Take one of the most famous trials in American history, The State of Tennessee v. John Thomas Scopes. It all started when a Tennessee farmer named John Washington Butler lobbied his state legislature to pass a law banning the teaching of evolution in schools. Butler was a fundamentalist Christian that believed evolutionary theory went against the Biblical version of human origination lined out in the book of Genesis. Butler stated that “I didn't know anything about evolution... I'd read in the papers that boys and girls were coming home from school and telling their fathers and mothers that the Bible was all nonsense.”
Nowadays, the vast majority of American Christians believe that humans have evolved over time, either because God planned evolution, or that evolution happened on its own. But back then, many Christians viewed evolutionary theory as incompatible with Christianity, and laws were passed to ban anyone from teaching evolution.
The American Civil Liberties Union decided to fight back. This was back when the ACLU actually stood for free speech, unlike its status today as another appendage of the Democratic Party machine. They offered to defend anyone who openly challenged evolution laws. A science teacher named John Scopes took them up on the offer and deliberately taught a biology textbook that promoted evolution.
The ensuing trial turned into a showdown between two legal titans, William Jennings Bryan and Clarence Darrow. Scopes himself never testified, as the trial became a proxy for the validity of evolution versus creationism, and of the right to academic freedom. After a highly publicized trial, Scopes was found guilty and the Tennessee Supreme Court upheld the law in the ensuing appeal. It took four decades for the U.S. Supreme Court to rule in Epperson v. Arkansas (1968) that anti-evolution laws violated the First Amendment.

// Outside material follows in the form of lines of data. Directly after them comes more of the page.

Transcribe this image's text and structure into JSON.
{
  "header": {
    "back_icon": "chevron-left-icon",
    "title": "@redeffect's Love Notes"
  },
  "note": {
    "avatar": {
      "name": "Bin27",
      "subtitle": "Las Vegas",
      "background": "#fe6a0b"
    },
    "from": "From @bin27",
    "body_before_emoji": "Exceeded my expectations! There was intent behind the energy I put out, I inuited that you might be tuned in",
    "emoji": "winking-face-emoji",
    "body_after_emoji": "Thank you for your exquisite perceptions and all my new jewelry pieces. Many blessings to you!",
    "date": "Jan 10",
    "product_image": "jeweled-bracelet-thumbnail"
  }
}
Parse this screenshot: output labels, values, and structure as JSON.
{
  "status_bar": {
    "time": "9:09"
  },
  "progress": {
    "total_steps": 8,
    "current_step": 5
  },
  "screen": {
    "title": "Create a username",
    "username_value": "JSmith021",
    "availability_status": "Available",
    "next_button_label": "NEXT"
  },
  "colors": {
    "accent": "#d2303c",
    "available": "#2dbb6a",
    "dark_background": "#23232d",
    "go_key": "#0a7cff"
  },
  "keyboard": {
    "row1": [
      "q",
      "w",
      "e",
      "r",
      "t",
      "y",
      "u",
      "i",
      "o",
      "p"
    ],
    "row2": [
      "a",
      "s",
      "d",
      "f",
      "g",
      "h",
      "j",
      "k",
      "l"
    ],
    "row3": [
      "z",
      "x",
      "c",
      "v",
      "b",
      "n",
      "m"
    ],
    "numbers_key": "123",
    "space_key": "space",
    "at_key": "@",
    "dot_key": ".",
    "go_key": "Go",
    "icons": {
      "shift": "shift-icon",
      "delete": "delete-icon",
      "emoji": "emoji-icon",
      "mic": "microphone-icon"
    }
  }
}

More cases involving people being offended followed, like
National Socialist Party of America v. Village of Skokie (1977), where the Court ruled that neo-Nazis had the right to march through a town filled with Holocaust survivors.

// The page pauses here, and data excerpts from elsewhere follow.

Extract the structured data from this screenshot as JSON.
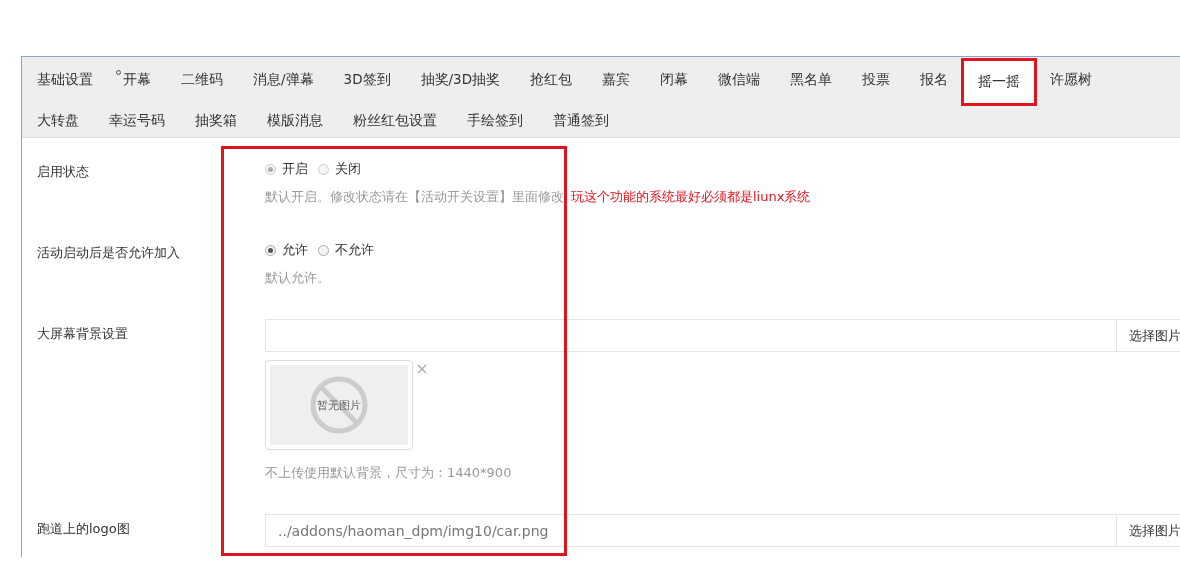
{
  "tab_rows": [
    [
      {
        "label": "基础设置",
        "selected": false,
        "highlighted": false,
        "dot": false
      },
      {
        "label": "开幕",
        "selected": false,
        "highlighted": false,
        "dot": true
      },
      {
        "label": "二维码",
        "selected": false,
        "highlighted": false,
        "dot": false
      },
      {
        "label": "消息/弹幕",
        "selected": false,
        "highlighted": false,
        "dot": false
      },
      {
        "label": "3D签到",
        "selected": false,
        "highlighted": false,
        "dot": false
      },
      {
        "label": "抽奖/3D抽奖",
        "selected": false,
        "highlighted": false,
        "dot": false
      },
      {
        "label": "抢红包",
        "selected": false,
        "highlighted": false,
        "dot": false
      },
      {
        "label": "嘉宾",
        "selected": false,
        "highlighted": false,
        "dot": false
      },
      {
        "label": "闭幕",
        "selected": false,
        "highlighted": false,
        "dot": false
      },
      {
        "label": "微信端",
        "selected": false,
        "highlighted": false,
        "dot": false
      },
      {
        "label": "黑名单",
        "selected": false,
        "highlighted": false,
        "dot": false
      },
      {
        "label": "投票",
        "selected": false,
        "highlighted": false,
        "dot": false
      },
      {
        "label": "报名",
        "selected": false,
        "highlighted": false,
        "dot": false
      },
      {
        "label": "摇一摇",
        "selected": true,
        "highlighted": true,
        "dot": false
      },
      {
        "label": "许愿树",
        "selected": false,
        "highlighted": false,
        "dot": false
      }
    ],
    [
      {
        "label": "大转盘",
        "selected": false,
        "highlighted": false,
        "dot": false
      },
      {
        "label": "幸运号码",
        "selected": false,
        "highlighted": false,
        "dot": false
      },
      {
        "label": "抽奖箱",
        "selected": false,
        "highlighted": false,
        "dot": false
      },
      {
        "label": "模版消息",
        "selected": false,
        "highlighted": false,
        "dot": false
      },
      {
        "label": "粉丝红包设置",
        "selected": false,
        "highlighted": false,
        "dot": false
      },
      {
        "label": "手绘签到",
        "selected": false,
        "highlighted": false,
        "dot": false
      },
      {
        "label": "普通签到",
        "selected": false,
        "highlighted": false,
        "dot": false
      }
    ]
  ],
  "form": {
    "highlighted": true,
    "rows": [
      {
        "kind": "radio",
        "label": "启用状态",
        "disabled": true,
        "options": [
          {
            "label": "开启",
            "selected": true
          },
          {
            "label": "关闭",
            "selected": false
          }
        ],
        "help": "默认开启。修改状态请在【活动开关设置】里面修改",
        "warning": "玩这个功能的系统最好必须都是liunx系统"
      },
      {
        "kind": "radio",
        "label": "活动启动后是否允许加入",
        "disabled": false,
        "options": [
          {
            "label": "允许",
            "selected": true
          },
          {
            "label": "不允许",
            "selected": false
          }
        ],
        "help": "默认允许。"
      },
      {
        "kind": "image",
        "label": "大屏幕背景设置",
        "button": "选择图片",
        "preview_text": "暂无图片",
        "help": "不上传使用默认背景，尺寸为：1440*900"
      },
      {
        "kind": "file",
        "label": "跑道上的logo图",
        "value": "../addons/haoman_dpm/img10/car.png",
        "button": "选择图片"
      }
    ]
  }
}
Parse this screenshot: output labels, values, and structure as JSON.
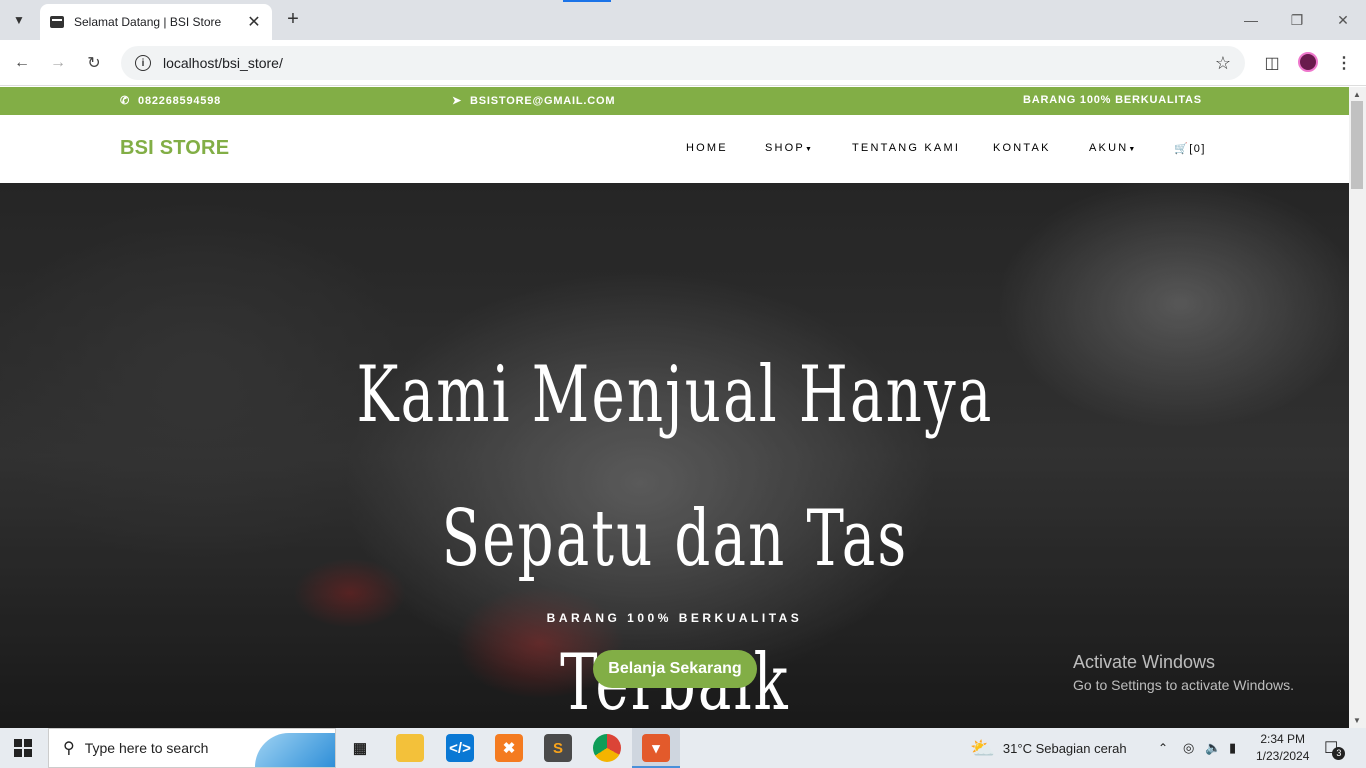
{
  "browser": {
    "tab_title": "Selamat Datang | BSI Store",
    "url": "localhost/bsi_store/"
  },
  "topbar": {
    "phone": "082268594598",
    "email": "BSISTORE@GMAIL.COM",
    "tagline": "BARANG 100% BERKUALITAS"
  },
  "nav": {
    "brand": "BSI STORE",
    "items": [
      "HOME",
      "SHOP",
      "TENTANG KAMI",
      "KONTAK",
      "AKUN"
    ],
    "cart": "[0]"
  },
  "hero": {
    "heading_line1": "Kami Menjual Hanya Sepatu dan Tas",
    "heading_line2": "Terbaik",
    "subheading": "BARANG 100% BERKUALITAS",
    "cta": "Belanja Sekarang"
  },
  "watermark": {
    "title": "Activate Windows",
    "subtitle": "Go to Settings to activate Windows."
  },
  "taskbar": {
    "search_placeholder": "Type here to search",
    "weather": "31°C  Sebagian cerah",
    "time": "2:34 PM",
    "date": "1/23/2024",
    "notifications": "3"
  },
  "colors": {
    "accent": "#82ae46"
  }
}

Texas v. Johnson (1989), where the Court ruled that burning the American flag was free and protected speech.
Matal v. Tam (2017), where the Court ruled that Asian-American rock band The Slants was allowed to trademark its name despite slant being an anti-Asian slur.

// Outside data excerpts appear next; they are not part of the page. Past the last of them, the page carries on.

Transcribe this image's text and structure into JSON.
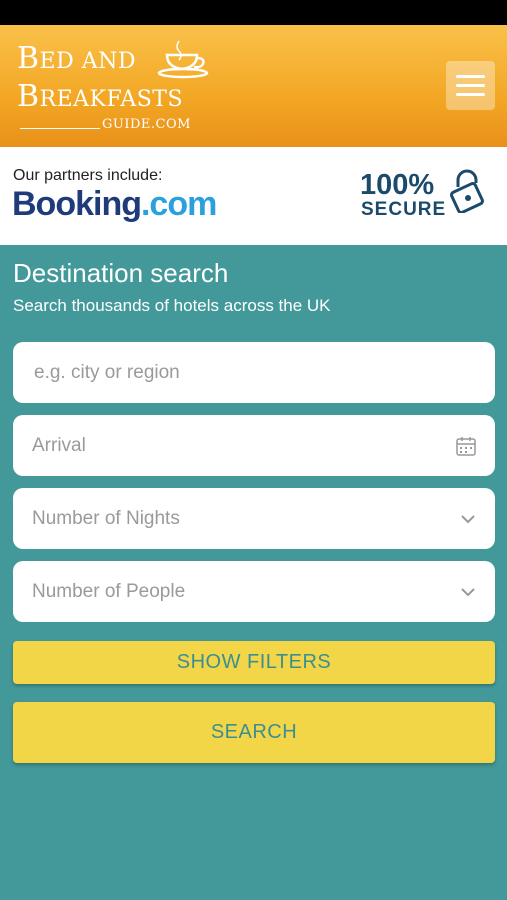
{
  "theme": {
    "teal": "#43999a",
    "orange": "#f3a724",
    "yellow": "#f2d648",
    "button_text": "#3a8f92"
  },
  "header": {
    "logo": {
      "line1_cap": "B",
      "line1_rest": "ED AND",
      "line2_cap": "B",
      "line2_rest": "REAKFASTS",
      "line3": "GUIDE.COM"
    },
    "menu_icon": "hamburger-icon"
  },
  "partners": {
    "label": "Our partners include:",
    "booking_name": "Booking",
    "booking_tld": ".com",
    "secure_percent": "100%",
    "secure_text": "SECURE"
  },
  "search": {
    "title": "Destination search",
    "subtitle": "Search thousands of hotels across the UK",
    "destination_placeholder": "e.g. city or region",
    "arrival_placeholder": "Arrival",
    "nights_placeholder": "Number of Nights",
    "people_placeholder": "Number of People",
    "show_filters_label": "SHOW FILTERS",
    "search_label": "SEARCH"
  }
}
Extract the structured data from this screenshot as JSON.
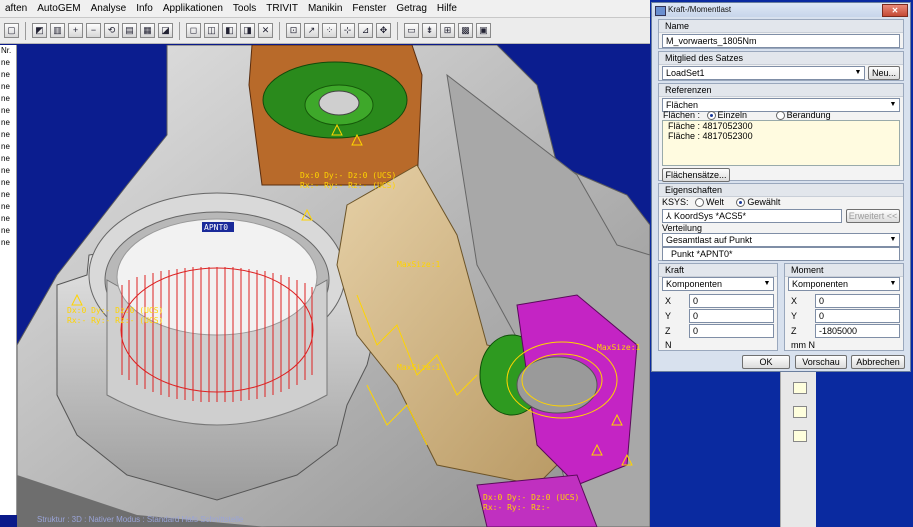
{
  "menu": [
    "aften",
    "AutoGEM",
    "Analyse",
    "Info",
    "Applikationen",
    "Tools",
    "TRIVIT",
    "Manikin",
    "Fenster",
    "Getrag",
    "Hilfe"
  ],
  "left_panel": [
    "Nr.",
    "ne",
    "ne",
    "",
    "",
    "",
    "",
    "",
    "ne",
    "ne",
    "ne",
    "ne",
    "ne",
    "ne",
    "ne",
    "ne",
    "ne",
    "ne",
    "ne",
    "ne",
    "ne",
    "ne"
  ],
  "status_text": "Struktur : 3D : Nativer Modus : Standard Hafs Schnittstelle",
  "viewport_labels": [
    "APNT0",
    "Dx:0 Dy:- Dz:0 (UCS)",
    "Rx:- Ry:- Rz:- (UCS)",
    "Dx:0 Dy:- Dz:0 (UCS)",
    "Rx:- Ry:- Rz:- (UCS)",
    "MaxSize:1",
    "MaxSize:1",
    "MaxSize:1",
    "Dx:0 Dy:- Dz:0 (UCS)",
    "Rx:- Ry:- Rz:-"
  ],
  "dialog": {
    "title": "Kraft-/Momentlast",
    "name_header": "Name",
    "name_value": "M_vorwaerts_1805Nm",
    "member_header": "Mitglied des Satzes",
    "member_value": "LoadSet1",
    "new_button": "Neu...",
    "refs_header": "Referenzen",
    "refs_type": "Flächen",
    "refs_label": "Flächen :",
    "radio_single": "Einzeln",
    "radio_boundary": "Berandung",
    "ref_items": [
      "Fläche : 4817052300",
      "Fläche : 4817052300"
    ],
    "surface_sets_button": "Flächensätze...",
    "props_header": "Eigenschaften",
    "ksys_label": "KSYS:",
    "radio_world": "Welt",
    "radio_selected": "Gewählt",
    "ksys_value": "KoordSys *ACS5*",
    "advanced_button": "Erweitert <<",
    "distribution_label": "Verteilung",
    "distribution_value": "Gesamtlast auf Punkt",
    "point_value": "Punkt *APNT0*",
    "force_header": "Kraft",
    "force_mode": "Komponenten",
    "force": {
      "x": "0",
      "y": "0",
      "z": "0",
      "unit": "N"
    },
    "moment_header": "Moment",
    "moment_mode": "Komponenten",
    "moment": {
      "x": "0",
      "y": "0",
      "z": "-1805000",
      "unit": "mm N"
    },
    "ok": "OK",
    "preview": "Vorschau",
    "cancel": "Abbrechen"
  }
}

Of course, these cases involved the state, while Hamline University is a private institution. Even then, one can see how being offended is a natural human instinct, and how many offended people will try to ban that speech.
Being offended is a bipartisan sport. Evangelical right-wingers in the 2000s tried to ban J.K. Rowling’s work. Nowadays, trans activist left-wingers are trying to ban J.K. Rowling’s work. It’s crazy to see how Rowling swapped detractors and defenders, and it shows how quickly people can change sides on someone based on what they are offended by.
And that brings me back to the Hamline firing. Because Muslims are seen as an oppressed group under the progressive stack, Muslims being offended carries more weight than other religious people being offended.
A Christian creationist might be offended that Hamline presumably teaches evolution. But imagine if that creationist tried to call for firing a professor that teaches evolution. How well do you think that would go down?
Many Jewish students consider the BDS movement to be anti-Semitic. Yet what would Harvard say if students asked for these BDS monuments to be banned on campus?
What about when Oberlin allowed professor Joy Karega to make anti-Semitic comments for over a year before putting her on leave?
And that’s the real takeaway from this whole Hamline controversy.
It was never about being offended in general. It was never about religious freedom. It was about the right people being offended.
As of now, Muslims are still on the oppressed side. But looking at these photos of a school board protest over LGBT-themed books in Muslim-heavy Dearborn, Michigan, I don’t know how long that can last.
I don't think anti-Woke Muslims are a problem for most Woke people. Woke people treat Muslims like children. That's why Muslims are supposed to be so sensitive. Whatever they do, it is because they don't know better.